In Western Australia, records did break when the city of Marble Bar hit a temperature of 49.3 C (approximately 120.74 F), the hottest since record keeping began there, Western Australia’s BOM announced on Twitter.
Marble Bar hit a max temperature of 49.3°C today; its hottest day since temperature records began there in 1901. The airmass over inland WA is one of the hottest we've ever seen, and is causing a severe to extreme #heatwave over large parts of the country. pic.twitter.com/1Da3Hse19v
— Bureau of Meteorology, Western Australia (@BOM_WA) December 27, 2018
The immediate cause of the heat wave is a high pressure system.
“The cause of the heat is a dome of high pressure settling in over much of the continent over the past few days,” CNN meteorologist Gene Norman explained.
However, climate change is also expected to continue increasing the severity and length of heat waves. In the north part of the state of New South Wales (NSW) alone, there are projected to be 10 more heat wave days per year by 2030 and 30 more by 2070, according to the government’s Adapt NSW page.
Heat waves in Australia kill more people than any other extreme weather event, including flooding, bushfires and cyclones, according to the NSW government. They can also increase the risk of some hazards.
“In addition to the sweltering temperatures, there is an enhanced fire risk in Victoria, with total fire bans declared for Thursday in the Mallee and Wimmera regions. South Australia has bans in place in 10 areas including the Mount Lofty Ranges and Yorke Peninsula. Western Australia has total fire bans in 13 districts, where temperatures are expected to exceed 45 C in parts,” Norman told CNN.

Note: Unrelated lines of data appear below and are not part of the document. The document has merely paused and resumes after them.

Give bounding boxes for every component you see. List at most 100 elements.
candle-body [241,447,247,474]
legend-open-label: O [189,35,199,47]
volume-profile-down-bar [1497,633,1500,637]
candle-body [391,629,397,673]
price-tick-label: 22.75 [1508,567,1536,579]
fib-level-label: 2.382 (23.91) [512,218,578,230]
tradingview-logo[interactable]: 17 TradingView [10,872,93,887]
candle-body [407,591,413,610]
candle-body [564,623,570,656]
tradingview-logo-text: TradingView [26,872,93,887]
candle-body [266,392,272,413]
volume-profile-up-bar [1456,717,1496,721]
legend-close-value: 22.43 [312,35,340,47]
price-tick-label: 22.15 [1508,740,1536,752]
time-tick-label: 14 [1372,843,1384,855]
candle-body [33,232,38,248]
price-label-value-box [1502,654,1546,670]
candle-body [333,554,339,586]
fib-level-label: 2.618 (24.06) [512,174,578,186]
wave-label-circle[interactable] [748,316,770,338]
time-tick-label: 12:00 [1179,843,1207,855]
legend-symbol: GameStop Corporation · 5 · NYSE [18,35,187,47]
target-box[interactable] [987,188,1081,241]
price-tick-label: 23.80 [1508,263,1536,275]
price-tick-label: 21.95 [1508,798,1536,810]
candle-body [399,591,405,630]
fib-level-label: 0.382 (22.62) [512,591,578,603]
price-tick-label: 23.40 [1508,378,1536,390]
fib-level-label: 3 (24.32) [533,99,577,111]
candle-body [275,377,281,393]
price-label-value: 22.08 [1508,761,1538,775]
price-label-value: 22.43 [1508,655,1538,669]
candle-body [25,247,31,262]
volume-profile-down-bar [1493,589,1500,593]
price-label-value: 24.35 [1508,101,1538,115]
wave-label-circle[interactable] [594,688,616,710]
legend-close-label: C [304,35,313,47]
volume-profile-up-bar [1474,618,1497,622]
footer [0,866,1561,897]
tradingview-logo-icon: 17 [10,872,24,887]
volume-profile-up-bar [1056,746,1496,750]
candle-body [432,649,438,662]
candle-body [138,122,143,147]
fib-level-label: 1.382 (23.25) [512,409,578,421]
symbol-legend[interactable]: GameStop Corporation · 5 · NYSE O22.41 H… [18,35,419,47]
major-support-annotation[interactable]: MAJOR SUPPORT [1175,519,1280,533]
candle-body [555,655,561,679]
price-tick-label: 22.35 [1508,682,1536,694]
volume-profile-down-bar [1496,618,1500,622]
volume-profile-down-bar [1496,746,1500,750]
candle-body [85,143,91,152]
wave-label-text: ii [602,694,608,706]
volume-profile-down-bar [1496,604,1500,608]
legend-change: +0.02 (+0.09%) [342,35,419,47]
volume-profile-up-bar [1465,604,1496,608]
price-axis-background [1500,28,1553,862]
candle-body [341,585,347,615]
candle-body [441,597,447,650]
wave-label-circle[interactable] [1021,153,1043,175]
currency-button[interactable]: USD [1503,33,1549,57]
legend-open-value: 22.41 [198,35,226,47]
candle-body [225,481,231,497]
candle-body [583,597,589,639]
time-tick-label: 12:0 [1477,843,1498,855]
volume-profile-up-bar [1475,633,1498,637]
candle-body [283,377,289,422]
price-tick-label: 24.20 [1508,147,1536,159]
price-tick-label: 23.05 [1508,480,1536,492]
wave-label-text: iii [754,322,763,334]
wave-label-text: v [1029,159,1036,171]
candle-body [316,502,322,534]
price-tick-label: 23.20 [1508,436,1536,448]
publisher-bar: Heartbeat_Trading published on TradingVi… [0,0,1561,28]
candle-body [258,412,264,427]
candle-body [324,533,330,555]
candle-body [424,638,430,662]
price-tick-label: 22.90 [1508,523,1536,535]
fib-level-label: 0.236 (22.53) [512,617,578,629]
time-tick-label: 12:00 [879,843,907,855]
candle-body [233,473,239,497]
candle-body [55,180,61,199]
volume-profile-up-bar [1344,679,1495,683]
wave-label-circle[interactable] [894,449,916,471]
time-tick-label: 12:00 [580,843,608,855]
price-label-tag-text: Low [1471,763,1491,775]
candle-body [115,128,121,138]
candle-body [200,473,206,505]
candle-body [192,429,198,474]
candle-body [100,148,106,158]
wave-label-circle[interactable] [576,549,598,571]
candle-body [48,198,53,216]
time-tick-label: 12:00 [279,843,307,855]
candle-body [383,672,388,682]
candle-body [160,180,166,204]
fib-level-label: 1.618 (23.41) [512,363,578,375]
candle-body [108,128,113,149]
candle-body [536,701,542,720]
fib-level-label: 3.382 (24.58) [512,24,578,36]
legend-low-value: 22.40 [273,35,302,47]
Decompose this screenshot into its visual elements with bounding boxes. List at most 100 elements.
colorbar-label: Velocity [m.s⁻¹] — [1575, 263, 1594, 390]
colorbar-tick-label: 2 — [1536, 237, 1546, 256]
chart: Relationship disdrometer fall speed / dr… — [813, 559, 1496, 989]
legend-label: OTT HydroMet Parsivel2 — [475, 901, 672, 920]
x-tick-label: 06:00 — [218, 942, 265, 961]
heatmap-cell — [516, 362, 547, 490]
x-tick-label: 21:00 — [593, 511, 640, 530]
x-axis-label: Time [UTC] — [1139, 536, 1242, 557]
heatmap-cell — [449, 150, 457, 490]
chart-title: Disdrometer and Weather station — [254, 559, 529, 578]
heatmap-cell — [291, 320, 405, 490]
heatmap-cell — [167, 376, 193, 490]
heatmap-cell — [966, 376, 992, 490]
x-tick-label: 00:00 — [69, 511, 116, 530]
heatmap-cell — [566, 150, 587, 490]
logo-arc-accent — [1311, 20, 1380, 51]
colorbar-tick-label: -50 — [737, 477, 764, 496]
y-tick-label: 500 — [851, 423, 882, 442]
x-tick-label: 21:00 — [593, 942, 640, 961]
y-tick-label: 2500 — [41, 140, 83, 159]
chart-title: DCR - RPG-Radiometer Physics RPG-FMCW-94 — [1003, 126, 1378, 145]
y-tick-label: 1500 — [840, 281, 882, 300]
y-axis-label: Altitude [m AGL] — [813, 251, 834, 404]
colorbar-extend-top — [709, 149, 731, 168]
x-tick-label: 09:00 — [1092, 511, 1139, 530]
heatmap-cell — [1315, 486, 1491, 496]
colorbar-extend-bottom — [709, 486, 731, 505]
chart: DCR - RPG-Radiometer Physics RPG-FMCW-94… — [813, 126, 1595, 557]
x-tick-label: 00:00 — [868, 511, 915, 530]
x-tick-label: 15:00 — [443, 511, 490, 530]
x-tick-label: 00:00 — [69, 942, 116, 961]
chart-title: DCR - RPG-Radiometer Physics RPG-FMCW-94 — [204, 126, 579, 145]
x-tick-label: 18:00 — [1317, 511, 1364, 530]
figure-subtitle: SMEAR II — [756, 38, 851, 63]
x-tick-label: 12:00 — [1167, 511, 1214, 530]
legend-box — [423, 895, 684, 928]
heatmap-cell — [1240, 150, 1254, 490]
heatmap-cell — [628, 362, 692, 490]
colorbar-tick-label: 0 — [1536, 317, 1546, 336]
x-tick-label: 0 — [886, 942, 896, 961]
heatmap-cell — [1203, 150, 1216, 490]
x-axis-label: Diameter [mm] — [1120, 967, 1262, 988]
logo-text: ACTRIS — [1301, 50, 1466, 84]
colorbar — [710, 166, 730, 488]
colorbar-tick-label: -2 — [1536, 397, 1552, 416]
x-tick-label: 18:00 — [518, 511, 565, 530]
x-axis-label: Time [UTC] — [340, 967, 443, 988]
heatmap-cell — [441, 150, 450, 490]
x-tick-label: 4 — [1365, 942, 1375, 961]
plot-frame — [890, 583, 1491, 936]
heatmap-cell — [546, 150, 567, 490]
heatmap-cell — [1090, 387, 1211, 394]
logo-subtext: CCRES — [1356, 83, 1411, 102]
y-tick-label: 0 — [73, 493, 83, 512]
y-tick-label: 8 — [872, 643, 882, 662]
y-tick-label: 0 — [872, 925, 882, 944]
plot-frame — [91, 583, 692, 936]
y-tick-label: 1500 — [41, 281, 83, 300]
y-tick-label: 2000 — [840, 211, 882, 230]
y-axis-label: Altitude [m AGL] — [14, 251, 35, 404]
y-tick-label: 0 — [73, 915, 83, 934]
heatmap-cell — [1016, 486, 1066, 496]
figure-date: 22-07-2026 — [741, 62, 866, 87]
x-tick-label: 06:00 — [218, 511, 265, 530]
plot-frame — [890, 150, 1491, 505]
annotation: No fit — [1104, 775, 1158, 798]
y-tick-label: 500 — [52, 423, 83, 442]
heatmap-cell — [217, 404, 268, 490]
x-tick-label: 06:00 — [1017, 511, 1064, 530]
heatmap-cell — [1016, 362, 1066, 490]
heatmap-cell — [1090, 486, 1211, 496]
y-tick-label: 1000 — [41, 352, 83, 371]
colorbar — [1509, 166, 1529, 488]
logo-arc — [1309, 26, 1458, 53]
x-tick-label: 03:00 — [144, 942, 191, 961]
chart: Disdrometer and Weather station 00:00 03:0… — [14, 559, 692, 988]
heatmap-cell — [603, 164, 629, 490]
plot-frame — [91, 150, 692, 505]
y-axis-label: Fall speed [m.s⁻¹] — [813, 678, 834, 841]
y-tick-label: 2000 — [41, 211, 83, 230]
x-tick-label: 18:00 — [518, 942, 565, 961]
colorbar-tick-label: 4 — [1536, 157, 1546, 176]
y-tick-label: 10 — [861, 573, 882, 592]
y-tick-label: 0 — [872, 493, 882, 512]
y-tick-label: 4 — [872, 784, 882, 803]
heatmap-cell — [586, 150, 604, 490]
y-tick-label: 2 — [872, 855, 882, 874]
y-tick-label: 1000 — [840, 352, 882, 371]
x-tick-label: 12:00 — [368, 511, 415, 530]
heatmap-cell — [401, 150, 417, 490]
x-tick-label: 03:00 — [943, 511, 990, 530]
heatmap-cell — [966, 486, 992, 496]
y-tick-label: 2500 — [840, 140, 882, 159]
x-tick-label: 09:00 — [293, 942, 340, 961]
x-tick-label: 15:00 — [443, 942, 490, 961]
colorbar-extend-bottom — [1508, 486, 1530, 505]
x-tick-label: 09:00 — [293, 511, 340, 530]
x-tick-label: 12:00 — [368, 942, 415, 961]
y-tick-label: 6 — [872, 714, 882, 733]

We issue fire weather #warnings when forecast weather conditions are likely to be dangerous. The #Fire Weather Knowledge Centre page provides information and video about fire weather and our warnings. Timely with SA #extreme #FDR. See https://t.co/qrVwNTk44N pic.twitter.com/htERqOV7Vb
— Bureau of Meteorology, Australia (@BOM_au) December 26, 2018
NSW Health also issued an air quality warning for the state’s capital of Sydney Thursday as ozone levels rise with the temperature, The Guardian reported. Ozone can irritate the lungs, especially in those who suffer from asthma or other respiratory ailments. However, not everyone in Sydney was suffering. As temperatures reached 32.4 C (approximately 90.32 F) residents were still able to cool down at Bondi Beach.
“We’ve got a nice north-easterly breeze blowing and it’s a bit cooler than what it would be out west,” lifeguard Bruce Hopkins told ABC News.
The beach might be the best place for Australians to ring in the New Year if they can. Low to severe heat wave conditions are expected to last in every mainland Australian state from Friday to Tuesday, The Guardian reported, though the most extreme conditions in NSW, Western Australia and South Australia will cool down somewhat.
#Heatwave conditions are being experienced across large parts of the country. Temperatures peaked at 49.1°C at Marble Bar (WA). Heatwave conditions occur when both maximum and minimum temperatures remain well above average for the time of year https://t.co/qCG9wWrJ8U pic.twitter.com/rRC7mGZn8h
— Bureau of Meteorology, Australia (@BOM_au) December 27, 2018
Editor’s note: This post has been updated. An earlier version said that climate change is expected to increase the severity and length of heat waves. The revised sentence clarifies that this effect is already happening.